— Ты либо очень опасен, либо безмерно богат.
Герцог, следуя собственному правилу никогда не делиться подробностями личной жизни, коротко ответил:
— Просто отдал Клоду часть выигранных сегодня денег.
— Вероятно, большую.
— Нет, но достаточную сумму.
Ради столь притягательного зрелища он отдал бы и больше.
— Ну теперь, когда все улажено, тебе больше нет нужды волноваться, — добродушно усмехнулся он, — и до утра можно сосредоточиться исключительно на удовольствиях.
— Кажется, препятствия для тебя не существуют!
— Просто у меня самый что ни на есть эгоистичный мотив.
Она вальяжно потянулась и приняла театральную позу одалиски.
— Уверен, что я этого стою?
— Определенно, а я никогда не ошибаюсь.
Фелисия рассмеялась, довольная похвалой.
— Вижу, скромности тебе не занимать.
— Скромность — качество, которое люди склонны сильно переоценивать, — заметил Флинн, развязывая пояс халата.
Фелисия жадно рассматривала его бронзовое мускулистое тело, на котором не было ни унции лишнего жира, подтянутое и восхитительно возбужденное.
— Вряд ли кто-нибудь сможет назвать тебя скромным.
— И тебя тоже.
Флинн взобрался на кровать и устроился между ее ног с небрежной ловкостью, говорившей о долголетней практике.

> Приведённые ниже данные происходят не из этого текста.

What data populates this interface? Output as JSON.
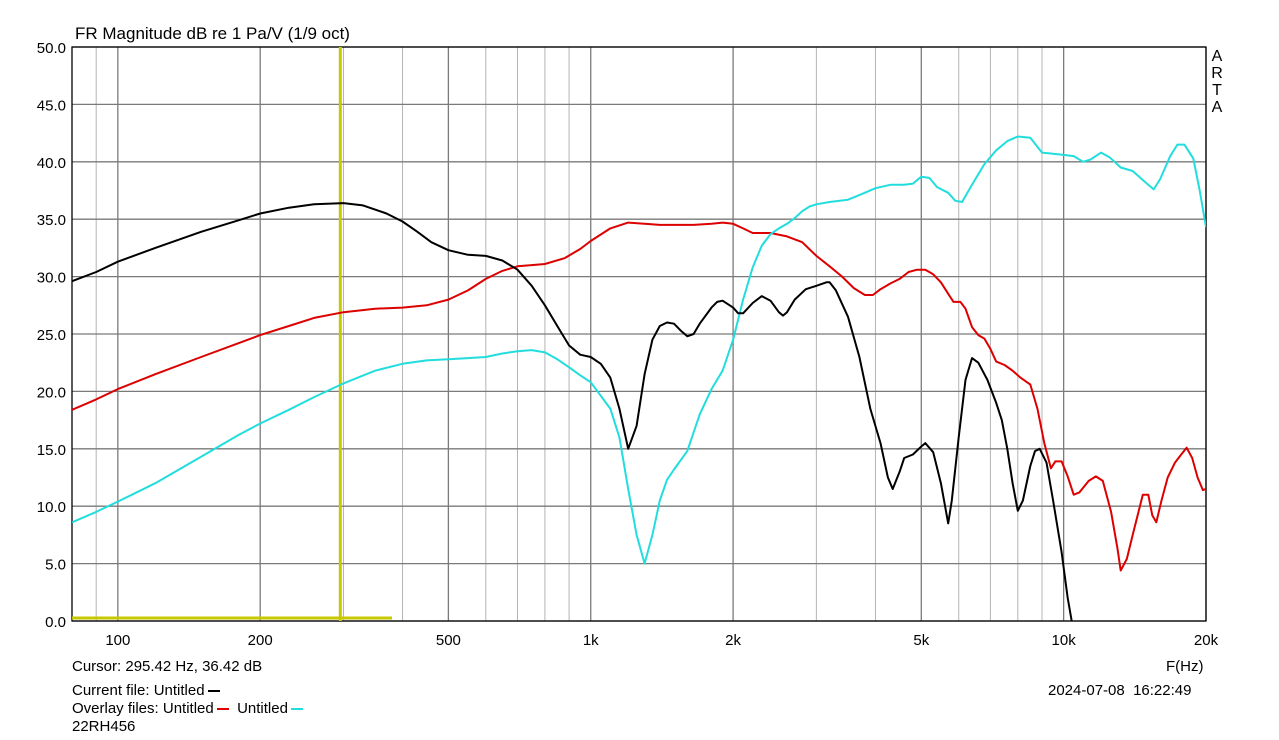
{
  "chart_data": {
    "type": "line",
    "title": "FR Magnitude dB re 1 Pa/V (1/9 oct)",
    "xlabel": "F(Hz)",
    "ylabel": "",
    "x_scale": "log",
    "xlim": [
      80,
      20000
    ],
    "ylim": [
      0,
      50
    ],
    "grid": true,
    "y_ticks": [
      "50.0",
      "45.0",
      "40.0",
      "35.0",
      "30.0",
      "25.0",
      "20.0",
      "15.0",
      "10.0",
      "5.0",
      "0.0"
    ],
    "y_tick_values": [
      50,
      45,
      40,
      35,
      30,
      25,
      20,
      15,
      10,
      5,
      0
    ],
    "x_ticks": [
      "100",
      "200",
      "500",
      "1k",
      "2k",
      "5k",
      "10k",
      "20k"
    ],
    "x_tick_values": [
      100,
      200,
      500,
      1000,
      2000,
      5000,
      10000,
      20000
    ],
    "side_label": [
      "A",
      "R",
      "T",
      "A"
    ],
    "cursor": {
      "frequency": 295.42,
      "level": 36.42,
      "color": "#c8c800"
    },
    "series": [
      {
        "name": "Untitled",
        "color": "#000000",
        "points": [
          [
            80,
            29.6
          ],
          [
            90,
            30.4
          ],
          [
            100,
            31.3
          ],
          [
            120,
            32.5
          ],
          [
            150,
            33.9
          ],
          [
            180,
            34.9
          ],
          [
            200,
            35.5
          ],
          [
            230,
            36.0
          ],
          [
            260,
            36.3
          ],
          [
            300,
            36.4
          ],
          [
            330,
            36.2
          ],
          [
            370,
            35.5
          ],
          [
            400,
            34.8
          ],
          [
            430,
            33.9
          ],
          [
            460,
            33.0
          ],
          [
            500,
            32.3
          ],
          [
            550,
            31.9
          ],
          [
            600,
            31.8
          ],
          [
            650,
            31.4
          ],
          [
            700,
            30.6
          ],
          [
            750,
            29.2
          ],
          [
            800,
            27.5
          ],
          [
            870,
            25.0
          ],
          [
            900,
            24.0
          ],
          [
            950,
            23.2
          ],
          [
            1000,
            23.0
          ],
          [
            1050,
            22.4
          ],
          [
            1100,
            21.2
          ],
          [
            1150,
            18.5
          ],
          [
            1200,
            15.0
          ],
          [
            1250,
            17.0
          ],
          [
            1300,
            21.5
          ],
          [
            1350,
            24.5
          ],
          [
            1400,
            25.7
          ],
          [
            1450,
            26.0
          ],
          [
            1500,
            25.9
          ],
          [
            1550,
            25.3
          ],
          [
            1600,
            24.8
          ],
          [
            1650,
            25.0
          ],
          [
            1700,
            25.9
          ],
          [
            1800,
            27.3
          ],
          [
            1850,
            27.8
          ],
          [
            1900,
            27.9
          ],
          [
            2000,
            27.3
          ],
          [
            2050,
            26.8
          ],
          [
            2100,
            26.8
          ],
          [
            2200,
            27.7
          ],
          [
            2300,
            28.3
          ],
          [
            2400,
            27.9
          ],
          [
            2500,
            26.9
          ],
          [
            2550,
            26.6
          ],
          [
            2600,
            26.9
          ],
          [
            2700,
            28.0
          ],
          [
            2850,
            28.9
          ],
          [
            3000,
            29.2
          ],
          [
            3150,
            29.5
          ],
          [
            3200,
            29.5
          ],
          [
            3300,
            28.8
          ],
          [
            3500,
            26.5
          ],
          [
            3700,
            23.0
          ],
          [
            3900,
            18.5
          ],
          [
            4100,
            15.5
          ],
          [
            4250,
            12.5
          ],
          [
            4350,
            11.5
          ],
          [
            4500,
            13.0
          ],
          [
            4600,
            14.2
          ],
          [
            4800,
            14.5
          ],
          [
            5000,
            15.2
          ],
          [
            5100,
            15.5
          ],
          [
            5300,
            14.7
          ],
          [
            5500,
            12.0
          ],
          [
            5700,
            8.5
          ],
          [
            5800,
            10.5
          ],
          [
            6000,
            16.0
          ],
          [
            6200,
            21.0
          ],
          [
            6400,
            22.9
          ],
          [
            6600,
            22.5
          ],
          [
            6900,
            21.0
          ],
          [
            7200,
            19.0
          ],
          [
            7400,
            17.5
          ],
          [
            7600,
            15.0
          ],
          [
            7800,
            12.0
          ],
          [
            8000,
            9.6
          ],
          [
            8200,
            10.5
          ],
          [
            8500,
            13.5
          ],
          [
            8700,
            14.8
          ],
          [
            8900,
            15.0
          ],
          [
            9200,
            13.8
          ],
          [
            9500,
            10.5
          ],
          [
            9900,
            6.0
          ],
          [
            10200,
            2.0
          ],
          [
            10400,
            0.0
          ]
        ]
      },
      {
        "name": "Untitled",
        "color": "#dd0000",
        "points": [
          [
            80,
            18.4
          ],
          [
            90,
            19.3
          ],
          [
            100,
            20.2
          ],
          [
            120,
            21.5
          ],
          [
            150,
            23.0
          ],
          [
            180,
            24.2
          ],
          [
            200,
            24.9
          ],
          [
            230,
            25.7
          ],
          [
            260,
            26.4
          ],
          [
            300,
            26.9
          ],
          [
            350,
            27.2
          ],
          [
            400,
            27.3
          ],
          [
            450,
            27.5
          ],
          [
            500,
            28.0
          ],
          [
            550,
            28.8
          ],
          [
            600,
            29.8
          ],
          [
            650,
            30.5
          ],
          [
            700,
            30.9
          ],
          [
            750,
            31.0
          ],
          [
            800,
            31.1
          ],
          [
            880,
            31.6
          ],
          [
            950,
            32.4
          ],
          [
            1000,
            33.1
          ],
          [
            1100,
            34.2
          ],
          [
            1200,
            34.7
          ],
          [
            1300,
            34.6
          ],
          [
            1400,
            34.5
          ],
          [
            1500,
            34.5
          ],
          [
            1650,
            34.5
          ],
          [
            1800,
            34.6
          ],
          [
            1900,
            34.7
          ],
          [
            2000,
            34.6
          ],
          [
            2100,
            34.2
          ],
          [
            2200,
            33.8
          ],
          [
            2400,
            33.8
          ],
          [
            2600,
            33.5
          ],
          [
            2800,
            33.0
          ],
          [
            3000,
            31.8
          ],
          [
            3200,
            30.9
          ],
          [
            3400,
            30.0
          ],
          [
            3600,
            29.0
          ],
          [
            3800,
            28.4
          ],
          [
            3950,
            28.4
          ],
          [
            4100,
            28.9
          ],
          [
            4300,
            29.4
          ],
          [
            4500,
            29.8
          ],
          [
            4700,
            30.4
          ],
          [
            4900,
            30.6
          ],
          [
            5100,
            30.6
          ],
          [
            5300,
            30.2
          ],
          [
            5500,
            29.5
          ],
          [
            5700,
            28.5
          ],
          [
            5850,
            27.8
          ],
          [
            6050,
            27.8
          ],
          [
            6200,
            27.2
          ],
          [
            6400,
            25.6
          ],
          [
            6600,
            24.9
          ],
          [
            6800,
            24.6
          ],
          [
            7000,
            23.7
          ],
          [
            7200,
            22.6
          ],
          [
            7500,
            22.3
          ],
          [
            7800,
            21.8
          ],
          [
            8100,
            21.2
          ],
          [
            8500,
            20.6
          ],
          [
            8800,
            18.5
          ],
          [
            9100,
            15.5
          ],
          [
            9400,
            13.3
          ],
          [
            9600,
            13.9
          ],
          [
            9900,
            13.9
          ],
          [
            10200,
            12.6
          ],
          [
            10500,
            11.0
          ],
          [
            10800,
            11.2
          ],
          [
            11300,
            12.2
          ],
          [
            11700,
            12.6
          ],
          [
            12100,
            12.2
          ],
          [
            12600,
            9.5
          ],
          [
            13000,
            6.3
          ],
          [
            13200,
            4.4
          ],
          [
            13600,
            5.4
          ],
          [
            14000,
            7.5
          ],
          [
            14400,
            9.5
          ],
          [
            14700,
            11.0
          ],
          [
            15100,
            11.0
          ],
          [
            15400,
            9.2
          ],
          [
            15700,
            8.6
          ],
          [
            16100,
            10.5
          ],
          [
            16600,
            12.5
          ],
          [
            17200,
            13.8
          ],
          [
            17800,
            14.6
          ],
          [
            18200,
            15.1
          ],
          [
            18700,
            14.2
          ],
          [
            19200,
            12.5
          ],
          [
            19700,
            11.4
          ],
          [
            20000,
            11.5
          ]
        ]
      },
      {
        "name": "Untitled",
        "color": "#22dddd",
        "points": [
          [
            80,
            8.6
          ],
          [
            90,
            9.5
          ],
          [
            100,
            10.4
          ],
          [
            120,
            12.0
          ],
          [
            150,
            14.3
          ],
          [
            180,
            16.2
          ],
          [
            200,
            17.2
          ],
          [
            230,
            18.4
          ],
          [
            260,
            19.5
          ],
          [
            300,
            20.7
          ],
          [
            350,
            21.8
          ],
          [
            400,
            22.4
          ],
          [
            450,
            22.7
          ],
          [
            500,
            22.8
          ],
          [
            550,
            22.9
          ],
          [
            600,
            23.0
          ],
          [
            650,
            23.3
          ],
          [
            700,
            23.5
          ],
          [
            750,
            23.6
          ],
          [
            800,
            23.4
          ],
          [
            850,
            22.8
          ],
          [
            900,
            22.1
          ],
          [
            950,
            21.4
          ],
          [
            1000,
            20.8
          ],
          [
            1100,
            18.5
          ],
          [
            1150,
            16.0
          ],
          [
            1200,
            11.5
          ],
          [
            1250,
            7.5
          ],
          [
            1300,
            5.0
          ],
          [
            1350,
            7.5
          ],
          [
            1400,
            10.5
          ],
          [
            1450,
            12.3
          ],
          [
            1500,
            13.2
          ],
          [
            1600,
            14.8
          ],
          [
            1700,
            18.0
          ],
          [
            1800,
            20.2
          ],
          [
            1900,
            21.8
          ],
          [
            2000,
            24.5
          ],
          [
            2100,
            28.0
          ],
          [
            2200,
            30.8
          ],
          [
            2300,
            32.7
          ],
          [
            2400,
            33.7
          ],
          [
            2500,
            34.2
          ],
          [
            2600,
            34.6
          ],
          [
            2700,
            35.1
          ],
          [
            2800,
            35.7
          ],
          [
            2900,
            36.1
          ],
          [
            3000,
            36.3
          ],
          [
            3200,
            36.5
          ],
          [
            3500,
            36.7
          ],
          [
            3700,
            37.1
          ],
          [
            4000,
            37.7
          ],
          [
            4300,
            38.0
          ],
          [
            4600,
            38.0
          ],
          [
            4800,
            38.1
          ],
          [
            5000,
            38.7
          ],
          [
            5200,
            38.6
          ],
          [
            5400,
            37.8
          ],
          [
            5700,
            37.3
          ],
          [
            5900,
            36.6
          ],
          [
            6100,
            36.5
          ],
          [
            6400,
            38.0
          ],
          [
            6800,
            39.8
          ],
          [
            7200,
            41.0
          ],
          [
            7600,
            41.8
          ],
          [
            8000,
            42.2
          ],
          [
            8500,
            42.1
          ],
          [
            9000,
            40.8
          ],
          [
            9500,
            40.7
          ],
          [
            10000,
            40.6
          ],
          [
            10500,
            40.5
          ],
          [
            11000,
            40.0
          ],
          [
            11400,
            40.2
          ],
          [
            12000,
            40.8
          ],
          [
            12500,
            40.4
          ],
          [
            13200,
            39.5
          ],
          [
            14000,
            39.2
          ],
          [
            14800,
            38.3
          ],
          [
            15500,
            37.6
          ],
          [
            16000,
            38.5
          ],
          [
            16800,
            40.5
          ],
          [
            17400,
            41.5
          ],
          [
            18000,
            41.5
          ],
          [
            18800,
            40.3
          ],
          [
            19400,
            37.5
          ],
          [
            20000,
            34.3
          ]
        ]
      }
    ]
  },
  "info": {
    "cursor_label": "Cursor:",
    "cursor_text": "295.42 Hz, 36.42 dB",
    "current_file_label": "Current file:",
    "current_file_name": "Untitled",
    "overlay_files_label": "Overlay files:",
    "overlay_file_1": "Untitled",
    "overlay_file_2": "Untitled",
    "driver_name": "22RH456",
    "date": "2024-07-08",
    "time": "16:22:49"
  }
}
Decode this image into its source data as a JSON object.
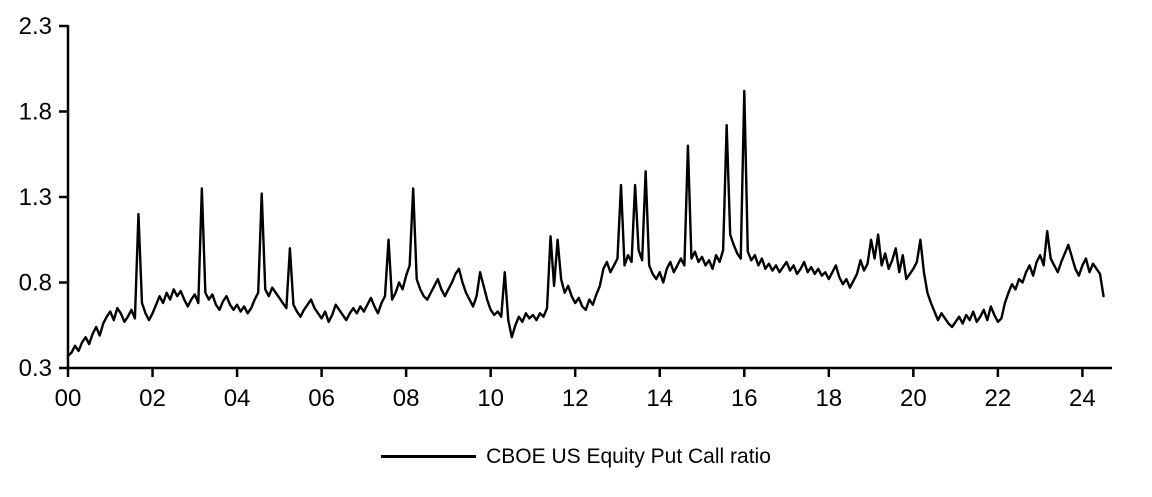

— Итак, начинаем первый урок достижения оргазма с мужчиной, — пробормотал он с улыбкой, вводя свое мужское достоинство в ее раскаленный грот. — Не стесняйся остановить меня в любую минуту.
— Я не остановлю тебя за все сокровища мира, — заверила она.
— Вот эта женщина по мне!
Фелисия вопросительно воззрилась на него.
— Обычное выражение, нечто вроде поговорки, — поспешно пояснил он, сам удивившись собственной искренности. Обычно Флинн как огня избегал романтических высказываний.
— Люби меня, — промурлыкала она, зазывно шевельнув бедрами.
Он подался вперед, медленно проникая в нее, скользя в жаркие глубины с намеренной неторопливостью, желая дать ей наслаждение и в то же время алчно стремясь ощутить каждый дюйм этого пьянящего вторжения. Он уже не помнил, когда в последний раз занимался любовью с неопытной партнершей, и ее восторженное желание придавало новую остроту его собственному возбуждению.
— Скажи, если я сделаю тебе больно.
— Ни за что.
Она вцепилась в его плечи, подняла бедра, чтобы встретить его, пульсирующий жар ее желания обтекал его настойчивую затвердевшую плоть.
— Пожалуйста… еще…
Флинн послушался, но она была так тесна, что он, встретив слабое сопротивление, заколебался.
— Мне не больно… честное слово…
Опустив глаза, он заметил мольбу в лиловых глазах, пылающий румянец на щеках.
— Не останавливайся! Иди до конца, — выдохнула она. Даже святой не мог бы устоять перед таким искушением, а Флинн никогда не претендовал на святость.